How would it feel to open your spirit each morning to the possibility of wonder and delight? Each day the practical matters may be no different than the day before. But if you’ve heard a little bird say, “Maybe,” then today has potential. It might change your morning. Perhaps you wake your children for school by rubbing their backs and saying, “Welcome to the day, sweetie,” rather than yelling up the stairs. Instead of grumbling with your head down at your desk, you might step into work with a light-hearted “Good Morning.” Greet your doctor’s appointments with openness, and a mind that is ready to accept a hopeful word. No matter what the day may bring, keep in mind the wisest word in the hat, “maybe.”


Write a story about a day in which “maybe” is the watchword. How would you greet each moment with hopefulness? Write about how it would go, from the moment you wake, until you lay your head on your pillow at night.
Then write the word “maybe” on a card, and place it on your night stand so it is the first thing you see in the morning. Be intent on coming to your senses in the morning, with “it may be” on your lips. Let hope settle itself into your bones as you begin each day. I don’t intend for you to “Polly-Anna” your way through life, and no one else will love you for that either. It won’t serve you to see the world through rose-colored window-panes. Instead, be hopeful. Hope is much wiser and far truer.

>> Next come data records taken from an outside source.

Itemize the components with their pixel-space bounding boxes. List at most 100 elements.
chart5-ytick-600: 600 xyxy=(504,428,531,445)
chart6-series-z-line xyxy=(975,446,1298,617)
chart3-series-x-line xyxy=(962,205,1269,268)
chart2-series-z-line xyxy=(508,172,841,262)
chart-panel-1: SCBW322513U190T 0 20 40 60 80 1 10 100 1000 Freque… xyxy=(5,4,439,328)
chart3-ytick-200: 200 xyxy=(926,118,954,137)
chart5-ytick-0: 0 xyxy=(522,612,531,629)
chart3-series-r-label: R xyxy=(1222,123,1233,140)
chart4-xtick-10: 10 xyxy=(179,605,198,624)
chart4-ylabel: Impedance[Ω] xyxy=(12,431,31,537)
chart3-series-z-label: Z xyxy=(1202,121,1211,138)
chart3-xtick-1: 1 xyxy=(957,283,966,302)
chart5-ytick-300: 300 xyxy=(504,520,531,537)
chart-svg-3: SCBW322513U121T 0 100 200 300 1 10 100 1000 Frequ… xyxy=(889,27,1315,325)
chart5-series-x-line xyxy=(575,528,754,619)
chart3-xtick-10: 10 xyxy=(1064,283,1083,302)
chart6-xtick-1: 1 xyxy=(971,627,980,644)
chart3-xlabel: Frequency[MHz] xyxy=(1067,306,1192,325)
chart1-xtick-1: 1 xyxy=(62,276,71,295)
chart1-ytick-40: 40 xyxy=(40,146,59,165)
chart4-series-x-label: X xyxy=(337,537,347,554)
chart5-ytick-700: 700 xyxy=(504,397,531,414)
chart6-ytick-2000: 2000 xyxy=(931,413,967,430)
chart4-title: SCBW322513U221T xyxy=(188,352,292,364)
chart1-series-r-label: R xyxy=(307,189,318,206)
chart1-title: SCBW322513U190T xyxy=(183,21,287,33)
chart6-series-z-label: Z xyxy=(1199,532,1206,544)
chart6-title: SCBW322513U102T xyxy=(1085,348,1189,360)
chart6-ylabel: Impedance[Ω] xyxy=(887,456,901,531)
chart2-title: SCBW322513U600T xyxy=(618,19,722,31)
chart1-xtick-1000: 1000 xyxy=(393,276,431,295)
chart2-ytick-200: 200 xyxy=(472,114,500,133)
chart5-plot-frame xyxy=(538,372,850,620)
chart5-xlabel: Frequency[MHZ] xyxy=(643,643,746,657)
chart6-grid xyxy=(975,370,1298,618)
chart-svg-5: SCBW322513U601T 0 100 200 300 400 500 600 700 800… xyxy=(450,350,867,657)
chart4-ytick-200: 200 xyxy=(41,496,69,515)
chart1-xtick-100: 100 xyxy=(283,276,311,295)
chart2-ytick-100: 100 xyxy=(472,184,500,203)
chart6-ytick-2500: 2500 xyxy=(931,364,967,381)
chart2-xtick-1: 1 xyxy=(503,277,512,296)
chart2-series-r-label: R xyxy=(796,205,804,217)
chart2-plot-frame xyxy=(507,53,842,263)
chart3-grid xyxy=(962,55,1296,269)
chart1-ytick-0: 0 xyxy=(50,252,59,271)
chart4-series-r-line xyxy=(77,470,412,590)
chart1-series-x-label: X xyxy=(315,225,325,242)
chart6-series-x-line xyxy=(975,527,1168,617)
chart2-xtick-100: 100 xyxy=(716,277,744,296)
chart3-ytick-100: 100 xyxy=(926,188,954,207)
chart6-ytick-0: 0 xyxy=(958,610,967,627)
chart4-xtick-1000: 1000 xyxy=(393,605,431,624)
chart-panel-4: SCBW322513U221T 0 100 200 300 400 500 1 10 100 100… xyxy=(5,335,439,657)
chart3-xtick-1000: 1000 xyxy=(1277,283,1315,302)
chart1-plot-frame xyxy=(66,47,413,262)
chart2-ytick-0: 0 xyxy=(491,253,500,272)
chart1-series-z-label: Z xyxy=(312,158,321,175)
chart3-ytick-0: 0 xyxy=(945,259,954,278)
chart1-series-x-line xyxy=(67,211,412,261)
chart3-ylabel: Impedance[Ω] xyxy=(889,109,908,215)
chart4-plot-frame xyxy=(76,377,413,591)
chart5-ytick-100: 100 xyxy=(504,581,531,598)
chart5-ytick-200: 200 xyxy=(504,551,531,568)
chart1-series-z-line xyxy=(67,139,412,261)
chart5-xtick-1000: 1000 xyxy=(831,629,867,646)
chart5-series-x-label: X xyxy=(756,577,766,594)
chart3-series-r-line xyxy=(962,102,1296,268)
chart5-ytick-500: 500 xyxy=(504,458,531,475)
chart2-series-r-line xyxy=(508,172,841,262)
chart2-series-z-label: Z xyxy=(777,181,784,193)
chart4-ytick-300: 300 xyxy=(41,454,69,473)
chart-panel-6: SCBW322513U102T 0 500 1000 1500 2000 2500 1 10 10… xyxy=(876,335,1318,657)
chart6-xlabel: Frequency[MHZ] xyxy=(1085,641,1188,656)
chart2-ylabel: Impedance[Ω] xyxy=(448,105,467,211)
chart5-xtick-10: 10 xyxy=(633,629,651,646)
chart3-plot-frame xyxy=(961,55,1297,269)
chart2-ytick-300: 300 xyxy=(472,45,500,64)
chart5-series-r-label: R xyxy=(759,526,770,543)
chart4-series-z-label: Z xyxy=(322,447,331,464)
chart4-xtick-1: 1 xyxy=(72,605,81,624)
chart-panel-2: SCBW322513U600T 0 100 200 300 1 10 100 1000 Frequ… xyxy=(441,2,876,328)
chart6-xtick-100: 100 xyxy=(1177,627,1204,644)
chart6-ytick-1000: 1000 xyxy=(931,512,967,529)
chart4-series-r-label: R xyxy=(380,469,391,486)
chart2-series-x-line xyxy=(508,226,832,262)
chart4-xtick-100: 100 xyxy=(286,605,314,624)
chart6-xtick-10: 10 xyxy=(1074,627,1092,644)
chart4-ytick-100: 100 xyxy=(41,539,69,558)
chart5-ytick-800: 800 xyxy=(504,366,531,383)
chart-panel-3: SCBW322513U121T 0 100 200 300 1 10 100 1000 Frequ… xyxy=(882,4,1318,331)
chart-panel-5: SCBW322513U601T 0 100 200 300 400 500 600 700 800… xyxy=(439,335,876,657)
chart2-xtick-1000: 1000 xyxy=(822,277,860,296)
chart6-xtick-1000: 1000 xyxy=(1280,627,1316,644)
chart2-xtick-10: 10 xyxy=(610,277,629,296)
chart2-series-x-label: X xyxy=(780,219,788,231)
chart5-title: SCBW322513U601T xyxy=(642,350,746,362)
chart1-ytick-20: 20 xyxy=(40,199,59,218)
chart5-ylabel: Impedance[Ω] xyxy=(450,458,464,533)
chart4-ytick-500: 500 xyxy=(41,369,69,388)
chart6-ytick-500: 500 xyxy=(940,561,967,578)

(from Who Am I Really? Finding Yourself Along Life's Pathway 2009 by Katie Estvold)


Marion said...

Happy Birthday! Thank you for your gift of words. They are a timely treat on this foggy morning as the sun, somewhere beyond the fog, brightens as the day matures. Best wishes to you.

sarah haliwell said...

Happiest of birthdays to you!

Such beautiful words, thank you so much for sharing them. They shall inspire me today and for many days.

Laura said...

Best wishes for a happy birthday, my friend! This world is just a little more beautiful because of your hearte.

Birthday hugs,
Laura :)

Doreen said...

Joyous Birthday to you Katie! I hope you have an absolutely wonderful and love filled day.

Hugs, Doreen share a birthday with my dad :)

Tammie Lee said...

Thank you for visiting! Now I get to meet you and it is lovely to meet you through your blog.
I wish you a very happy birthday, may your new year be overflowing with blessings and dreams come true!

I love self heal! You have added to my knowledge of its gifts. I feel drawn to this lovely little being even more.

Your writing on 'maybe' is wonderfully charming and inspiring, thank you for giving us a gift on your birthday~

Anonymous said...

happy birth day beautfiul girl...
thank you for being such a gift to your family, all of us, who love you so very much.